With questions open to the floor an introduction from the chair setting out what he described as “Queensberry Rules” the stage was set for some furious debate. However, anyone expecting a punch-up would have been disappointed – I’ve seen more argy-bargy at my local residents’ association meetings – as the contributions were considered and thoughtful.

Everyone agreed that more detail was needed to be able to highlight areas of good practice in procuring consultancy services and that data quality could be improved. It was also recognised that the NHS – subject as it is to a high degree of imposed change – may not provide the best conditions for effective consultancy. Imposed change tends to create resistance: imagine the level of resistance if the change team you are meeting with might result in your redundancy and appears to challenge your accepted ways of working. In this environment, good results are going to be scarce. One questioner asked whether consultancies should decline contracts that were set up not to achieve results – the temptation to take fees without accountability for the results being key here.

Poor work in some areas was certainly acknowledged, particularly where firms had deployed consultants with little knowledge of the sector or had used standardised approaches. It was also possible that the wrong types of consultants were employed in a number of cases. It was commented that there McKinsey seemed to be a surprisingly popular choice of consultant. Strategy consultants such as McKinsey are very different from more operational providers and there seemed to be a temptation to go for a prestige brand rather than a more considered outcome-driven appointment. Expensive, inappropriate and ineffective – in my mind a bit like buying a Ferrari to go off-roading.

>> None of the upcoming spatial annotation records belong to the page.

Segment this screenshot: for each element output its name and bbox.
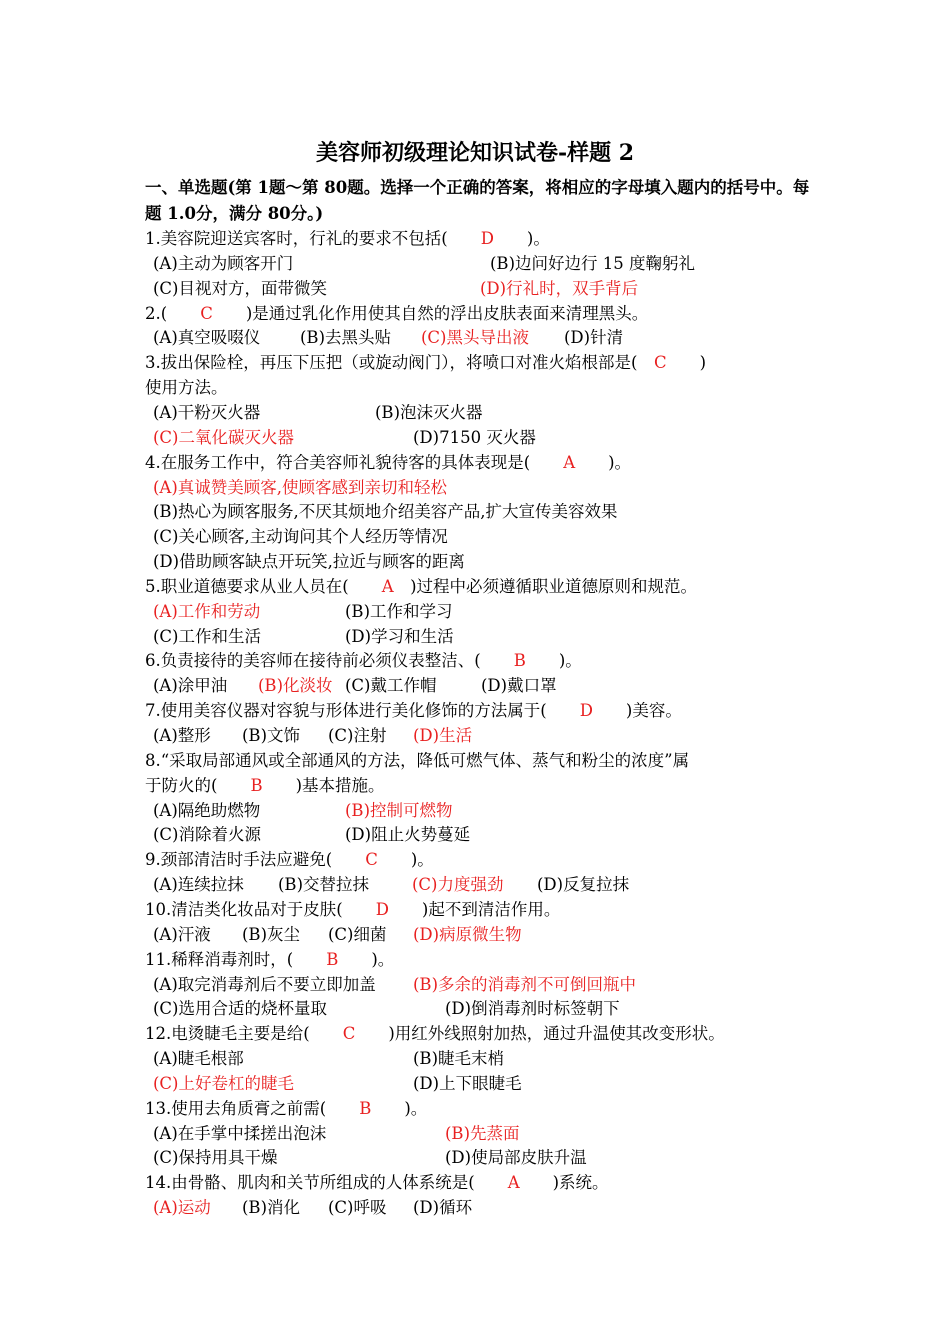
option: (A)汗液: [153, 924, 211, 944]
option-line: [145, 400, 825, 425]
option: (C)目视对方，面带微笑: [153, 278, 327, 298]
answer-letter: D: [375, 899, 389, 919]
option-line: [145, 624, 825, 649]
correct-option: (A)工作和劳动: [153, 601, 261, 621]
option: (D)戴口罩: [481, 676, 557, 696]
option: (D)阻止火势蔓延: [345, 825, 471, 845]
option: (B)工作和学习: [345, 601, 453, 621]
answer-letter: A: [563, 452, 576, 472]
option-line: [145, 251, 825, 276]
option-line: [145, 475, 825, 500]
question-text: )美容。: [592, 701, 682, 721]
question-line: [145, 1170, 609, 1195]
question-line: [145, 847, 434, 872]
exam-title: 美容师初级理论知识试卷-样题 2: [315, 140, 635, 166]
option: (D)借助顾客缺点开玩笑,拉近与顾客的距离: [153, 552, 465, 572]
answer-letter: C: [365, 850, 378, 870]
answer-letter: A: [507, 1173, 520, 1193]
question-text: 5.职业道德要求从业人员在(: [145, 576, 382, 596]
option: (B)热心为顾客服务,不厌其烦地介绍美容产品,扩大宣传美容效果: [153, 502, 618, 522]
question-line: [145, 574, 697, 599]
option: (A)整形: [153, 726, 211, 745]
option: (D)循环: [413, 1198, 473, 1218]
option-line: [145, 1121, 825, 1146]
option: (C)消除着火源: [153, 825, 261, 845]
correct-option: (C)力度强劲: [412, 875, 504, 895]
question-text: )。: [525, 651, 582, 671]
correct-option: (A)真诚赞美顾客,使顾客感到亲切和轻松: [153, 477, 448, 497]
question-text: )是通过乳化作用使其自然的浮出皮肤表面来清理黑头。: [212, 303, 649, 323]
question-line: [145, 648, 582, 673]
option-line: [145, 1071, 825, 1096]
answer-letter: B: [250, 775, 263, 795]
question-line: [145, 1096, 427, 1121]
option-line: [145, 798, 825, 823]
option-line: [145, 1195, 825, 1220]
option: (A)干粉灭火器: [153, 402, 261, 422]
option-line: [145, 872, 825, 897]
question-text: 9.颈部清洁时手法应避免(: [145, 850, 366, 870]
question-line: [145, 350, 706, 375]
option-line: [145, 499, 825, 524]
answer-letter: B: [326, 949, 339, 969]
question-line: [145, 450, 631, 475]
answer-letter: A: [381, 576, 394, 596]
correct-option: (D)病原微生物: [413, 924, 522, 944]
option: (A)在手掌中揉搓出泡沫: [153, 1123, 327, 1143]
answer-letter: C: [200, 303, 213, 323]
question-line: [145, 375, 228, 400]
question-line: [145, 698, 682, 723]
answer-letter: D: [579, 701, 593, 721]
option: (A)真空吸啜仪: [153, 328, 261, 348]
question-text: )。: [575, 452, 632, 472]
question-text: )系统。: [519, 1173, 609, 1193]
question-text: )。: [338, 949, 395, 969]
option-line: [145, 1046, 825, 1071]
question-text: 8.“采取局部通风或全部通风的方法，降低可燃气体、蒸气和粉尘的浓度”属: [145, 750, 690, 770]
correct-option: (D)生活: [413, 726, 473, 745]
option-line: [145, 972, 825, 997]
question-text: 12.电烫睫毛主要是给(: [145, 1024, 343, 1044]
question-line: [145, 301, 648, 326]
question-line: [145, 226, 550, 251]
option: (B)泡沫灭火器: [375, 402, 483, 422]
correct-option: (C)二氧化碳灭火器: [153, 427, 294, 447]
question-text: ): [666, 353, 706, 373]
correct-option: (C)上好卷杠的睫毛: [153, 1073, 294, 1093]
option: (B)灰尘: [242, 924, 300, 944]
option: (D)学习和生活: [345, 626, 454, 646]
option-line: [145, 325, 825, 350]
option: (C)注射: [328, 726, 387, 745]
option: (B)去黑头贴: [300, 328, 391, 348]
option-line: [145, 599, 825, 624]
question-text: )。: [493, 229, 550, 248]
option: (C)呼吸: [328, 1198, 387, 1218]
question-text: 使用方法。: [145, 378, 228, 398]
question-text: )起不到清洁作用。: [388, 899, 561, 919]
question-text: 3.拔出保险栓，再压下压把（或旋动阀门），将喷口对准火焰根部是(: [145, 353, 654, 373]
question-text: )过程中必须遵循职业道德原则和规范。: [393, 576, 698, 596]
question-text: 7.使用美容仪器对容貌与形体进行美化修饰的方法属于(: [145, 701, 580, 721]
option: (B)睫毛末梢: [413, 1049, 504, 1069]
option-line: [145, 1145, 825, 1170]
option-line: [145, 425, 825, 450]
option: (B)边问好边行 15 度鞠躬礼: [490, 253, 695, 273]
question-text: 4.在服务工作中，符合美容师礼貌待客的具体表现是(: [145, 452, 564, 472]
option-line: [145, 996, 825, 1021]
option: (A)涂甲油: [153, 676, 228, 696]
correct-option: (B)控制可燃物: [345, 800, 453, 820]
option-line: [145, 549, 825, 574]
correct-option: (D)行礼时，双手背后: [480, 278, 639, 298]
option: (A)睫毛根部: [153, 1049, 244, 1069]
correct-option: (B)先蒸面: [445, 1123, 520, 1143]
option: (C)选用合适的烧杯量取: [153, 999, 327, 1019]
correct-option: (A)运动: [153, 1198, 211, 1218]
option: (D)使局部皮肤升温: [445, 1148, 587, 1168]
option-line: [145, 673, 825, 698]
answer-letter: B: [513, 651, 526, 671]
answer-letter: C: [342, 1024, 356, 1044]
question-text: )基本措施。: [262, 775, 385, 795]
option: (A)取完消毒剂后不要立即加盖: [153, 974, 376, 994]
question-text: 2.(: [145, 303, 201, 323]
option: (B)消化: [242, 1198, 300, 1218]
option: (A)连续拉抹: [153, 875, 244, 895]
question-line: [145, 947, 394, 972]
question-line: [145, 773, 385, 798]
question-text: 14.由骨骼、肌肉和关节所组成的人体系统是(: [145, 1173, 508, 1193]
option-line: [145, 922, 825, 947]
question-text: )用红外线照射加热，通过升温使其改变形状。: [355, 1024, 725, 1044]
option: (D)上下眼睫毛: [413, 1073, 522, 1093]
option: (C)细菌: [328, 924, 387, 944]
question-text: 于防火的(: [145, 775, 251, 795]
option: (D)倒消毒剂时标签朝下: [445, 999, 620, 1019]
option: (B)交替拉抹: [278, 875, 369, 895]
option: (C)工作和生活: [153, 626, 261, 646]
option-line: [145, 822, 825, 847]
answer-letter: D: [480, 229, 494, 248]
question-text: 11.稀释消毒剂时，(: [145, 949, 327, 969]
question-line: [145, 748, 689, 773]
correct-option: (B)多余的消毒剂不可倒回瓶中: [413, 974, 636, 994]
question-text: 13.使用去角质膏之前需(: [145, 1098, 360, 1118]
answer-letter: B: [359, 1098, 372, 1118]
question-text: )。: [377, 850, 434, 870]
correct-option: (C)黑头导出液: [421, 328, 529, 348]
question-text: 6.负责接待的美容师在接待前必须仪表整洁、(: [145, 651, 514, 671]
option: (A)主动为顾客开门: [153, 253, 294, 273]
option-line: [145, 276, 825, 301]
question-text: )。: [371, 1098, 428, 1118]
option: (D)反复拉抹: [537, 875, 630, 895]
option: (D)7150 灭火器: [413, 427, 536, 447]
option: (C)关心顾客,主动询问其个人经历等情况: [153, 527, 448, 547]
option-line: [145, 723, 825, 748]
option: (B)文饰: [242, 726, 300, 745]
option: (C)戴工作帽: [345, 676, 437, 696]
correct-option: (B)化淡妆: [258, 676, 333, 696]
answer-letter: C: [653, 353, 667, 373]
section-heading: 一、单选题(第 1题～第 80题。选择一个正确的答案，将相应的字母填入题内的括号中。每题 1.0分，满分 80分。): [145, 178, 810, 223]
question-text: 1.美容院迎送宾客时，行礼的要求不包括(: [145, 229, 481, 248]
question-line: [145, 897, 560, 922]
option-line: [145, 524, 825, 549]
option: (A)隔绝助燃物: [153, 800, 261, 820]
option: (C)保持用具干燥: [153, 1148, 278, 1168]
question-line: [145, 1021, 725, 1046]
question-text: 10.清洁类化妆品对于皮肤(: [145, 899, 376, 919]
option: (D)针清: [564, 328, 624, 348]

Buying better – think F.A.S.T.

As a customer success specialist, NextTen has taken the opportunity to define how we can provide services differently – using our culture and leadership expert Gordon Tredgold’s F.A.S.T. approach (Focus, Accountability, Simplicity and Transparency) I offer some principles for engaging third party service companies better:

  • Review your own capability for change (transparency) – many of the NHS trusts in the study had their own change departments – many of which were quite effective. It might be a valuable, if challenging, piece of work to compare internal and external projects and the results they delivered. I have frequently found – once engaged on a project – that organisations already have highly expert people with an acute understanding of what needs to change and whose voices have sadly been ignored. (This is also increasingly the trend for Customer Experience.)
  • Start small with quick wins (simplicity)– a good discovery project can flush out areas of potential change with the potential to deliver a good return on investment and identify the capability of the organisation to deliver it themselves.
  • Invest in capability (focus) – rather than do the work for the client organisation, it’s much better to start education-centric and work out how the consultants will transfer and build capability so that you can manage the change after the consultants have left the building
  • Link to measurable results (accountability) – as was pointed out in the debate, it’s not beyond the capability of most buying organisations to have some form of performance-related clause in their contracts. The questions over performance data in aggregate in the NHS doesn’t mean it can’t sensibly be used in specific cases.

None of the above is rocket science: it’s good practice for any significant investment. What seems to cause the confusion and misapplication of consultancy is the apparently “intangible” nature of the benefit delivered. As a way of getting beyond this, the work of Professors Sturdy and Kirkpatrick is an important start to an essential debate.

On an individual project level, starting with critical customer outcomes is the most effective way of driving effective estimates of benefit. If these can’t be defined the project isn’t worth doing. Once they are, the principles above will ensure an effective use of whoever your service provider is.

In short, you can use consultants to add value. And still keep hold of your watch.